ABNnews – Siasat licik dilakukan oleh seorang pemuda berinisial A (26) alias Boy di kawasan Kalideres, Jakarta Barat.
Demi memuluskan bisnis haramnya mengedarkan obat-obatan terlarang, pelaku nekat melakukan kamuflase culas dengan cara membuka sebuah toko plastik agar tidak dicurigai warga dan petugas kepolisian.
Namun, kedok toko plastik yang ternyata di dalamnya menimbun ratusan butir tramadol, hexymer, hingga psikotropika golongan tinggi tersebut akhirnya berhasil dibongkar total oleh jajaran aparat Polsek Kalideres.
Kapolsek Kalideres Kompol Rihold mengungkapkan, penangkapan terhadap tersangka A alias Boy ini dilakukan pada Rabu, 6 Mei 2026 lalu.
Kasus ini berhasil terendus setelah adanya laporan dari masyarakat sekitar yang mencurigai aktivitas penjualan bebas obat keras di lokasi tersebut.
“Menindaklanjuti informasi masyarakat, anggota Unit Resnarkoba Polsek Kalideres langsung mendatangi lokasi dan melakukan pemeriksaan di dalam toko plastik tersebut,” ujar Kompol Rihold, Senin (1/6/2026).
Sementara itu, Kanit Reskrim Polsek Kalideres AKP Rachmad Wibowo membeberkan bahwa saat proses penggeledahan dilakukan, petugas menemukan berbagai jenis obat keras dan psikotropika tanpa izin edar.
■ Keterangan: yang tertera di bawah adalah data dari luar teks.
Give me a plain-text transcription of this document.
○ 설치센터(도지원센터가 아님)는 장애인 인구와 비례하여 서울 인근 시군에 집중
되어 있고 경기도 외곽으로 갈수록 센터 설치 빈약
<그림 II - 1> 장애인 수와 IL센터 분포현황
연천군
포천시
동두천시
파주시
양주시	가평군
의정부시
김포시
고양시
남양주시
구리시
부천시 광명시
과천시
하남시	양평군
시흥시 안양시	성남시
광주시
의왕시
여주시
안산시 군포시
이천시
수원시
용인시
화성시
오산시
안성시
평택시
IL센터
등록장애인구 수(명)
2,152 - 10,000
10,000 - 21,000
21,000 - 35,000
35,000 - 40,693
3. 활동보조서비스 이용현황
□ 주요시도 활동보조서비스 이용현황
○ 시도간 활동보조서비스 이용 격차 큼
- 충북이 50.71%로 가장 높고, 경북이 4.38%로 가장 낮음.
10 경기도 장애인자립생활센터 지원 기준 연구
Barang-barang berbahaya itu disembunyikan pelaku di sela-sela barang dagangan toko plastiknya.
“Dari tangan tersangka, polisi berhasil menyita sebanyak 701 butir tramadol, 432 butir hexymer, serta berbagai jenis obat psikotropika lainnya, seperti alprazolam, diazepam, lorazepam, clonazepam, hingga methylphenidate,” papar Rachmad.
Tak hanya ratusan butir obat koplo, dalam penggerebekan tersebut polisi juga menyita uang tunai senilai Rp 337 ribu yang diduga kuat merupakan uang hasil transaksi penjualan, serta satu unit telepon genggam yang digunakan pelaku untuk menjalin komunikasi dengan para konsumennya.
“Tersangka berikut barang bukti langsung kami bawa ke Polsek Kalideres guna menjalani pemeriksaan dan proses hukum lebih lanjut,” jelasnya.
Hingga saat ini, pihak kepolisian masih terus melakukan pendalaman intensif guna mengorek keterangan dari pelaku terkait asal-usul pasokan obat-obatan terlarang tersebut.
Penyidik juga tengah melacak kemungkinan adanya keterlibatan jaringan atau sindikat pengedar lain yang lebih besar.
Akibat tindakan nekatnya mengedarkan obat keras ilegal di balik kedok toko plastik, Boy kini terancam bakal meratapi nasibnya di balik jeruji besi dalam waktu yang cukup lama.
“Atas perbuatannya, tersangka dijerat Pasal 435 juncto Pasal 436 ayat 2 Undang-Undang Republik Indonesia Nomor 17 Tahun 2023 tentang Kesehatan, serta Pasal 60 ayat 1 huruf b dan atau Pasal 62 Undang-Undang Nomor 5 Tahun 1997 tentang Psikotropika,” pungkas Rachmad.